Crédit photo : @Rachel M



LBL : Bonjour Sabine. Peux-tu en quelques mots te présenter aux lecteurs ?

SB : Bonjour Aline. Ouf, en quelques mots cela va être dur car j'ai fait des tas de choses avant d'en venir à l'écriture de mes livres. On va dire que je suis une épicurienne sensible à la beauté (au sens propre comme au figuré). J'aime les mots (les lire comme les écrire) j'aime les gens et partager avec eux ma cuisine et ma maison, j'aime la nature et m'y ressource dès que je peux. Je suis à l'écoute de mon entourage et tente de leur apporter toute l'attention qu'il demande. Tous les jours, j'essaie d'être une bonne personne mais ce n'est pas toujours facile car je peux aussi très vite m'emporter quand je trouve une situation injuste.


LBL : Pourquoi avoir fait le choix de l'écriture ? Quand est pourquoi ce choix s’est imposé ?

SB : C'est marrant, j'étais déjà en train d'écrire la réponse avant que tu ne me poses la question. 🙂 . L'écriture permet d'exprimer ce qu'oralement je ne peux pas dire.
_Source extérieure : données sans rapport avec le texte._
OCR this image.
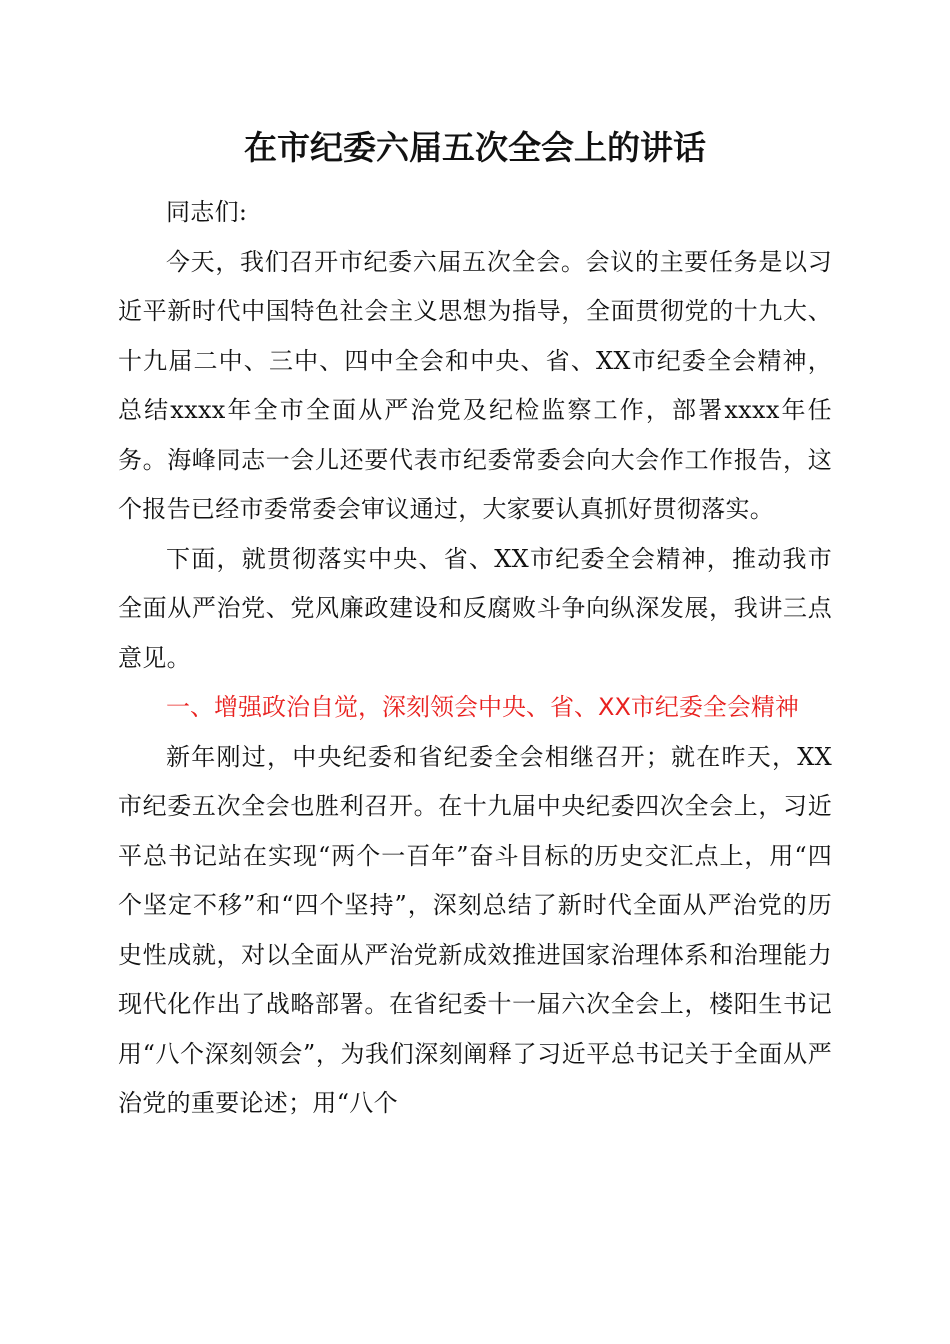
在市纪委六届五次全会上的讲话

同志们:

今天，我们召开市纪委六届五次全会。会议的主要任务是以习近平新时代中国特色社会主义思想为指导，全面贯彻党的十九大、十九届二中、三中、四中全会和中央、省、XX市纪委全会精神，总结xxxx年全市全面从严治党及纪检监察工作，部署xxxx年任务。海峰同志一会儿还要代表市纪委常委会向大会作工作报告，这个报告已经市委常委会审议通过，大家要认真抓好贯彻落实。

下面，就贯彻落实中央、省、XX市纪委全会精神，推动我市全面从严治党、党风廉政建设和反腐败斗争向纵深发展，我讲三点意见。

一、增强政治自觉，深刻领会中央、省、XX市纪委全会精神

新年刚过，中央纪委和省纪委全会相继召开；就在昨天，XX市纪委五次全会也胜利召开。在十九届中央纪委四次全会上，习近平总书记站在实现“两个一百年”奋斗目标的历史交汇点上，用“四个坚定不移”和“四个坚持”，深刻总结了新时代全面从严治党的历史性成就，对以全面从严治党新成效推进国家治理体系和治理能力现代化作出了战略部署。在省纪委十一届六次全会上，楼阳生书记用“八个深刻领会”，为我们深刻阐释了习近平总书记关于全面从严治党的重要论述；用“八个
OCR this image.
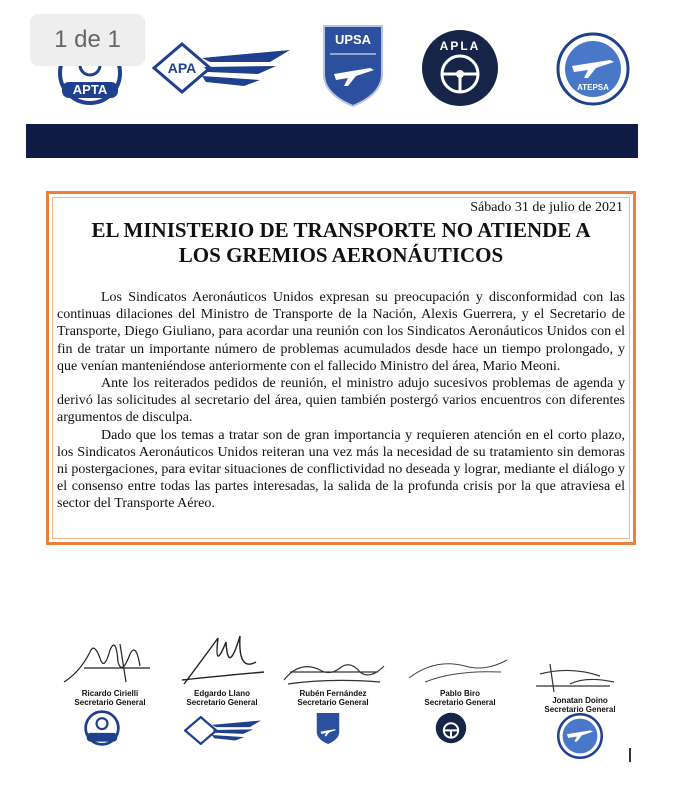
1 de 1
APTA
APA
UPSA	APLA
ATEPSA
Sábado 31 de julio de 2021
EL MINISTERIO DE TRANSPORTE NO ATIENDE A
LOS GREMIOS AERONÁUTICOS

Los Sindicatos Aeronáuticos Unidos expresan su preocupación y disconformidad con las continuas dilaciones del Ministro de Transporte de la Nación, Alexis Guerrera, y el Secretario de Transporte, Diego Giuliano, para acordar una reunión con los Sindicatos Aeronáuticos Unidos con el fin de tratar un importante número de problemas acumulados desde hace un tiempo prolongado, y que venían manteniéndose anteriormente con el fallecido Ministro del área, Mario Meoni.

Ante los reiterados pedidos de reunión, el ministro adujo sucesivos problemas de agenda y derivó las solicitudes al secretario del área, quien también postergó varios encuentros con diferentes argumentos de disculpa.

Dado que los temas a tratar son de gran importancia y requieren atención en el corto plazo, los Sindicatos Aeronáuticos Unidos reiteran una vez más la necesidad de su tratamiento sin demoras ni postergaciones, para evitar situaciones de conflictividad no deseada y lograr, mediante el diálogo y el consenso entre todas las partes interesadas, la salida de la profunda crisis por la que atraviesa el sector del Transporte Aéreo.

Ricardo Cirielli
Secretario General
Edgardo Llano
Secretario General
Rubén Fernández
Secretario General
Pablo Biro
Secretario General	Jonatan Doino
Secretario General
Ou que je ne parviens pas à dire. Depuis que je sais tenir un stylo, j'écris. Tout comme depuis que je sais tenir une cuillère, je cuisine. J'ai écrit trois livres. Deux thrillers (les premiers tomes de la trilogie de l'Empreinte de la Chair aux Editions du Loir) et un livre jeunesse Titi et Maman, de A à Z.

Pourquoi le thriller? Parce que cela me permet d'exprimer le côté sombre en moi. Le premier tome de l'Empreinte est assez personnel J'y ai mis des choses dont je voulais parler. Le deuxième est un thriller pur et dur.

Le livre jeunesse parce que je suis avant tout une maman qui souhaite répondre aux questions de ses enfants.

Ce choix s'est imposé en 2015 alors que je venais de vivre plusieurs années intenses au niveau pro. Je ne sais pas comment les personnages de l'Empreinte sont venus à moi. Il était temps que je me pose pour écrire enfin et m'octroyer le droit de croire en moi


LBL : Quels sont tes rituels d’écriture ?

SB : Je n'ai pas vraiment de rituels d'écriture contrairement à d'autres. Je me pose avec mon ordi n'importe où mais l'envie d'écrire est déclenchée par une phrase qui d'un coup me vient à l'esprit et qu'il faut que je développe. Ensuite, je découpe mon roman et j'écris 15000 signes minimum par jour. Sans relire. Puis, le lendemain je relis avant que cette fameuse phrase arrive. Avec moi, j'ai toujours un chat, un feu de cheminée quand il fait froid et une bouteille d'eau gazeuse. J'éteins mon portable et j'écris pendant trois heures le matin. Ensuite, je déjeune puis je me repose. Je lis souvent des livres en rapport avec le thème du roman que je suis en train d'écrire. Alors, je me remets devant mon ordi et j'écris jusqu'à ce qu'il soit l'heure d'aller chercher ma fille au collège.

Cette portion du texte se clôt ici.